Il arrive, les yeux hallucinés, du fond de la salle de concert, en chantant a capella " J'ouvre l'œil de bon matin et déjà toute nue/ Faussement ingénue tu demandes un câlin ". A l'autre bout de la salle retentit la valse chaloupée d'un accordéon. Ce 15 février 2000, le premier concert parisien du petit groupe qui monte, Le Garage Rigaud, vient de commencer à l'Européen, près de la place Clichy. Deux autres concerts bondés suivront.
Le premier album du Garage, est sorti il y a plus d'un an, dans une trop grande discrétion. On y trouve pourtant des réussites incontestables comme " La chasse aux abeilles ", " Une semaine à rien faire " ou " La dérive ". Ces morceaux dressent un univers plus riche que celui où l'on veut enfermer Le Garage Rigaud, avec les meilleures intentions du monde, à savoir le cousinage de groupes intello-populaires comme Les Têtes Raides ou La Tordue - voire les petits génies de Louise Attaque... Si l'on cherche absolument des rapprochements, Le Garage semble plus proche de Jean Guidoni, Kent ou Thomas Fersen, habitués des voies qui commencent en rock et se poursuivent en chanson.
Le Garage Rigaud est né en 1995 de la rencontre, dans une Ecole d'Art de Bruxelles, entre Hervé Rigaud, guitariste rock, ingénieur du son et fils de garagiste poitevin, et Muriel Cravatte, réalisatrice de courts-métrages, accordéoniste et parisienne rive gauche. Première étape : un duo accordéon-deux voix qui reprend Piaf, Fréhel et Jeanne Moreau sur les marchés du Sud de la France. Arrivent alors, sur des compositions originales d'Hervé, les deux instruments qui signent l'univers du Garage Rigaud : les percussions et la clarinette basse. En 1998, Le Garage est au complet pour tenter l'aventure du premier album.
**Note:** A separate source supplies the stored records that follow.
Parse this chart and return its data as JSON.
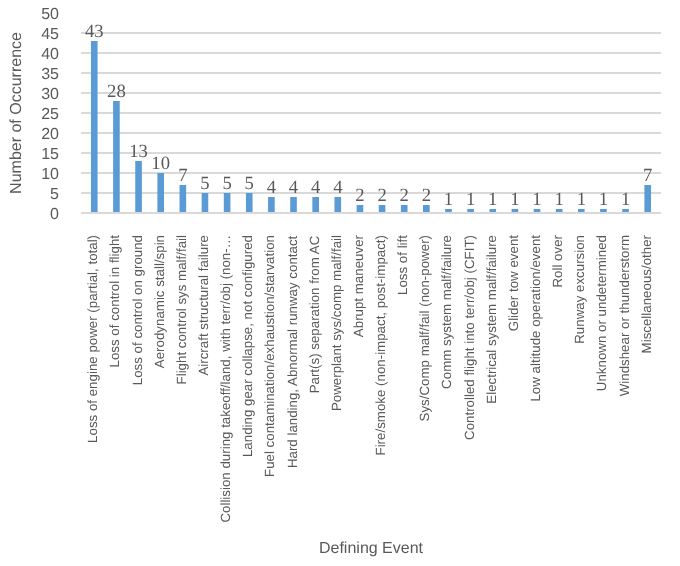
{
  "chart_data": {
    "type": "bar",
    "xlabel": "Defining Event",
    "ylabel": "Number of Occurrence",
    "categories": [
      "Loss of engine power (partial, total)",
      "Loss of control in flight",
      "Loss of control on ground",
      "Aerodynamic stall/spin",
      "Flight control sys malf/fail",
      "Aircraft structural failure",
      "Collision during takeoff/land, with terr/obj (non-…",
      "Landing gear collapse, not configured",
      "Fuel contamination/exhaustion/starvation",
      "Hard landing, Abnormal runway contact",
      "Part(s) separation from AC",
      "Powerplant sys/comp malf/fail",
      "Abrupt maneuver",
      "Fire/smoke (non-impact, post-impact)",
      "Loss of lift",
      "Sys/Comp malf/fail (non-power)",
      "Comm system malf/failure",
      "Controlled flight into terr/obj (CFIT)",
      "Electrical system malf/failure",
      "Glider tow event",
      "Low altitude operation/event",
      "Roll over",
      "Runway excursion",
      "Unknown or undetermined",
      "Windshear or thunderstorm",
      "Miscellaneous/other"
    ],
    "values": [
      43,
      28,
      13,
      10,
      7,
      5,
      5,
      5,
      4,
      4,
      4,
      4,
      2,
      2,
      2,
      2,
      1,
      1,
      1,
      1,
      1,
      1,
      1,
      1,
      1,
      7
    ],
    "color": "#5b9bd5",
    "data_labels": true,
    "grid": "y",
    "ylim": [
      0,
      50
    ],
    "yticks": [
      0,
      5,
      10,
      15,
      20,
      25,
      30,
      35,
      40,
      45,
      50
    ]
  }
}
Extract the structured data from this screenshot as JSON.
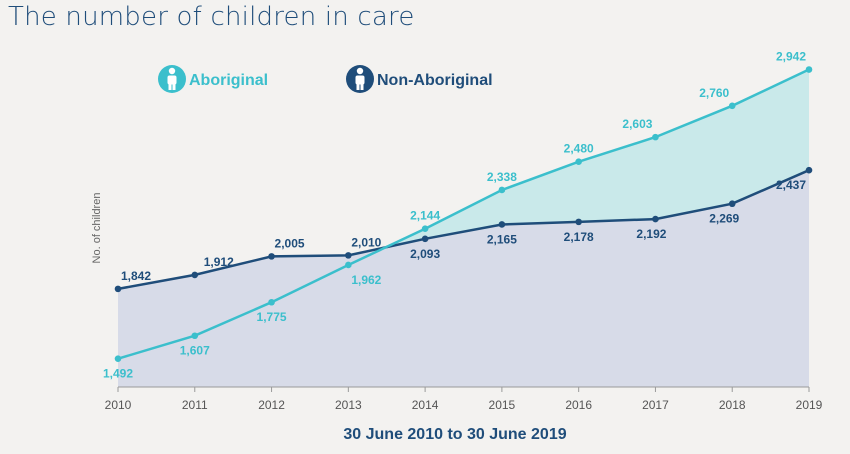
{
  "title": "The number of children in care",
  "colors": {
    "aboriginal": "#3bbfcc",
    "non_aboriginal": "#1f4d7a",
    "aboriginal_fill": "#c9e9ea",
    "non_aboriginal_fill": "#d7dbe8"
  },
  "legend": {
    "aboriginal": "Aboriginal",
    "non_aboriginal": "Non-Aboriginal",
    "icon": "child-icon",
    "position": "top-left"
  },
  "chart_data": {
    "type": "area",
    "title": "The number of children in care",
    "xlabel": "30 June 2010 to 30 June 2019",
    "ylabel": "No. of children",
    "x": [
      "2010",
      "2011",
      "2012",
      "2013",
      "2014",
      "2015",
      "2016",
      "2017",
      "2018",
      "2019"
    ],
    "ylim": [
      1350,
      3080
    ],
    "grid": false,
    "series": [
      {
        "name": "Aboriginal",
        "values": [
          1492,
          1607,
          1775,
          1962,
          2144,
          2338,
          2480,
          2603,
          2760,
          2942
        ],
        "labels": [
          "1,492",
          "1,607",
          "1,775",
          "1,962",
          "2,144",
          "2,338",
          "2,480",
          "2,603",
          "2,760",
          "2,942"
        ]
      },
      {
        "name": "Non-Aboriginal",
        "values": [
          1842,
          1912,
          2005,
          2010,
          2093,
          2165,
          2178,
          2192,
          2269,
          2437
        ],
        "labels": [
          "1,842",
          "1,912",
          "2,005",
          "2,010",
          "2,093",
          "2,165",
          "2,178",
          "2,192",
          "2,269",
          "2,437"
        ]
      }
    ]
  }
}
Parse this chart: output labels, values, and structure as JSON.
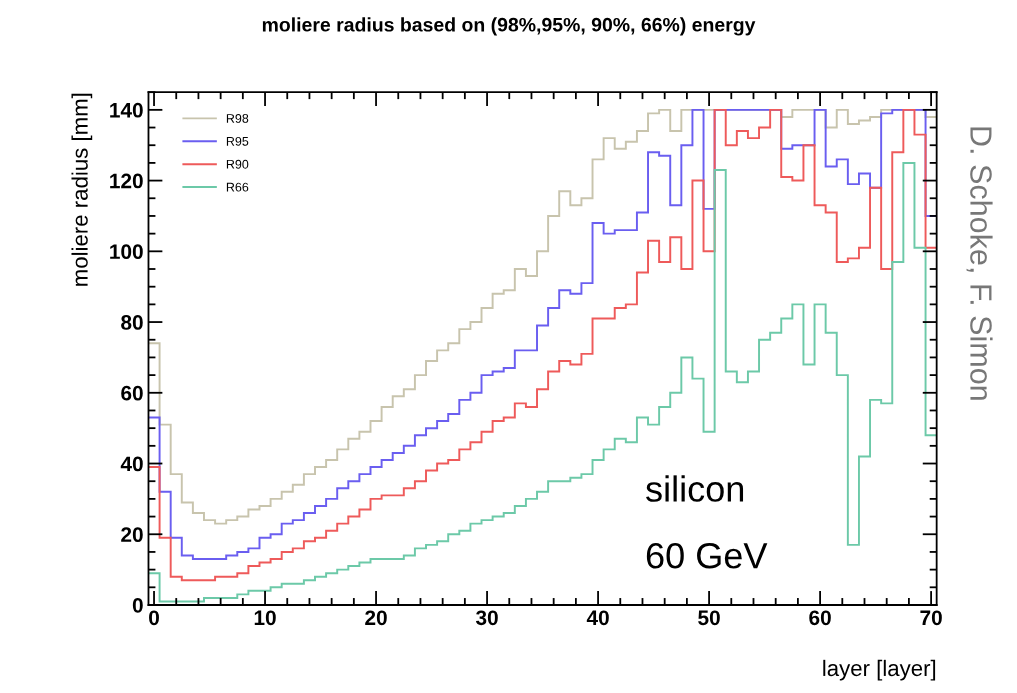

Deux ans plus tard, grâce à de nombreux concerts (la Guinguette Pirate, Rennes, Poitiers, les Primeurs de Massy, L'Européen) et à une présence scénique époustouflante, cet album commence à décoller. Juste au moment où Hervé Rigaud et son Garage pensent au prochain : " Nous y réintroduirons le piano et la guitare électrique. Nous aurions du mal à être juste là où l'on nous attend... ".